Avec un montant avoisinant les 1,8 milliard de dollars à la fin du premier trimestre 2026, la dette flottante du Cameroun atteint un niveau record. Ce stock d’arriérés intérieurs, qui regroupe les dettes non honorées dans les délais auprès des entreprises locales et des prestataires, met en lumière les tensions persistantes entre les engagements de l’État et sa capacité réelle à honorer ses obligations financières. À Yaoundé, cette situation relance les interrogations sur l’efficacité de la gestion budgétaire et les marges de manœuvre disponibles dans un contexte où les financements extérieurs se raréfient.
Un mécanisme de financement déguisé qui pèse sur l’économie locale
La dette flottante camerounaise n’est pas un simple indicateur comptable : elle fonctionne comme un levier de trésorerie pour l’État. En reportant le règlement de ses dettes, le Trésor public maintient un équilibre précaire de ses comptes, mais au prix d’un transfert de charge vers le secteur privé. Cette pratique, bien que courante dans l’espace CEMAC, asphyxie progressivement les entreprises locales, notamment les PME, qui peinent à honorer leurs propres engagements envers leurs fournisseurs et leurs banques.
Les conséquences se répercutent sur l’ensemble du système financier. Les banques camerounaises, exposées via des crédits accordés aux entreprises créancières de l’État, enregistrent une hausse des créances douteuses. La Beac et la Commission bancaire de l’Afrique centrale suivent de près cette dynamique, consciente des risques systémiques qu’elle engendre pour la stabilité financière de la région.
Un défi pour la crédibilité des engagements internationaux
La publication de ce chiffre intervient alors que le Cameroun négocie activement avec le Fonds monétaire international et cherche à mobiliser des ressources sur les marchés régionaux. Pourtant, la persistance de la dette flottante envoie un signal négatif aux bailleurs de fonds, qui y voient une preuve de dysfonctionnements structurels dans la gestion des dépenses publiques. Ce phénomène, au même titre que la dette publique officielle, est scruté de près par les partenaires multilatéraux et multilatéraux.
Les tentatives d’apurement menées par le passé ont montré leurs limites : les plans d’action n’ont pas permis de résorber durablement le stock d’arriérés, qui se reconstitue régulièrement. Les institutions comme la Banque mondiale et le FMI plaident depuis des années pour une réforme en profondeur, incluant un audit systématique des dettes en souffrance, une stricte limitation des engagements non budgétisés et une modernisation des outils de gestion financière publique.
Les répercussions sur le terrain : commandes publiques en berne et coûts en hausse
Au-delà des chiffres, la dette flottante freine l’économie réelle. Les entreprises, conscientes des retards de paiement, intègrent une marge de risque dans leurs devis, ce qui alourdit le coût des marchés publics. Certaines renoncent même à participer aux appels d’offres, réduisant la concurrence et, par ricochet, la qualité des prestations livrées. Le secteur des BTP, principal bénéficiaire des investissements publics, est particulièrement touché : retards sur les chantiers, contentieux en cascade et ralentissement des projets d’infrastructure illustrent les conséquences tangibles de cette situation.

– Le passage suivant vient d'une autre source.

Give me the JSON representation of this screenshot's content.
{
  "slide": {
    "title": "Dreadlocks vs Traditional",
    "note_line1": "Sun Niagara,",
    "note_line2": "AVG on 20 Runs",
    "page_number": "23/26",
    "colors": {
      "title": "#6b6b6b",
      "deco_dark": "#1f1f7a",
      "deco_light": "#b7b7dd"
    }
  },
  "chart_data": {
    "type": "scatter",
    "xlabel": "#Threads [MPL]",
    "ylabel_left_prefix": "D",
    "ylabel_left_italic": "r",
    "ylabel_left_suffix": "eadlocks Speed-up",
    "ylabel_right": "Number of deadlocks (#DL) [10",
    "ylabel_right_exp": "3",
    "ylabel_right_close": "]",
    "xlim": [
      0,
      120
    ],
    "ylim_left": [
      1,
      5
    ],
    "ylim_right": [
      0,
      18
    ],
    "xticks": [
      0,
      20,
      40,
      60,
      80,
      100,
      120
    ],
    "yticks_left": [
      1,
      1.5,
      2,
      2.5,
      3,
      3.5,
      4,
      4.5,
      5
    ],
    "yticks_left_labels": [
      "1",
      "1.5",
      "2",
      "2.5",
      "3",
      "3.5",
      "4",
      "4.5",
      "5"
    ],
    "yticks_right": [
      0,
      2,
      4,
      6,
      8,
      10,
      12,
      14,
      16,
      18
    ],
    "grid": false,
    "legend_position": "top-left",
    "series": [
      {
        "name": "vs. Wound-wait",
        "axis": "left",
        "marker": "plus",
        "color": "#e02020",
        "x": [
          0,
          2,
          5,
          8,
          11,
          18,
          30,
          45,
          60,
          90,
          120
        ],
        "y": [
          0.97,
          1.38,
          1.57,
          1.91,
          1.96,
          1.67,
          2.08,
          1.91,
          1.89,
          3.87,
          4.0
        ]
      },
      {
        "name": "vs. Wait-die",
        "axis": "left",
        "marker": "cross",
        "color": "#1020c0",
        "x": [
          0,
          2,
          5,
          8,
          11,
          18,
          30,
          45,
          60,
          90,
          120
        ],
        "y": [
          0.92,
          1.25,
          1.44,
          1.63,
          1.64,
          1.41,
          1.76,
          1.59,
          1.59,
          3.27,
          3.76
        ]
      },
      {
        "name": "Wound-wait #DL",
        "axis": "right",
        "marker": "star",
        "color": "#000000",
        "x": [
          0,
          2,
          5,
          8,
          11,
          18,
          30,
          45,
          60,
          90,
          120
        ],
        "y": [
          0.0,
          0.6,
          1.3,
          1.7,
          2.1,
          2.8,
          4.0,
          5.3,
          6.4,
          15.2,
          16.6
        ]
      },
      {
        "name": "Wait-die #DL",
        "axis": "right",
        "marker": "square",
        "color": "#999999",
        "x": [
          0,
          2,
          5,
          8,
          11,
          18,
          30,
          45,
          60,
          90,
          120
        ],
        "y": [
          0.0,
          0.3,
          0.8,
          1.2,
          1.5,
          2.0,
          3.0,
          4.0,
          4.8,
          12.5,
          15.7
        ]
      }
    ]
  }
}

Les acteurs de la santé et de l’éducation subissent également les contrecoups de ces retards de paiement. Les perturbations dans les approvisionnements en médicaments ou en équipements scolaires s’ajoutent à la liste des préjudices causés par cette dette flottante, qui grignote progressivement la confiance des opérateurs économiques.
La question de la trajectoire reste entière. Malgré les engagements pris par le gouvernement camerounais pour ramener le stock d’arriérés à un niveau acceptable, les perspectives pour 2026 s’annoncent difficiles. La croissance économique modérée et la pression sur les recettes fiscales compliquent la donne. Sans une refonte en profondeur de la chaîne de la dépense, la dette flottante risque de s’imposer comme un marqueur récurrent de la fragilité budgétaire, alors que le Cameroun reste la première économie de la CEMAC.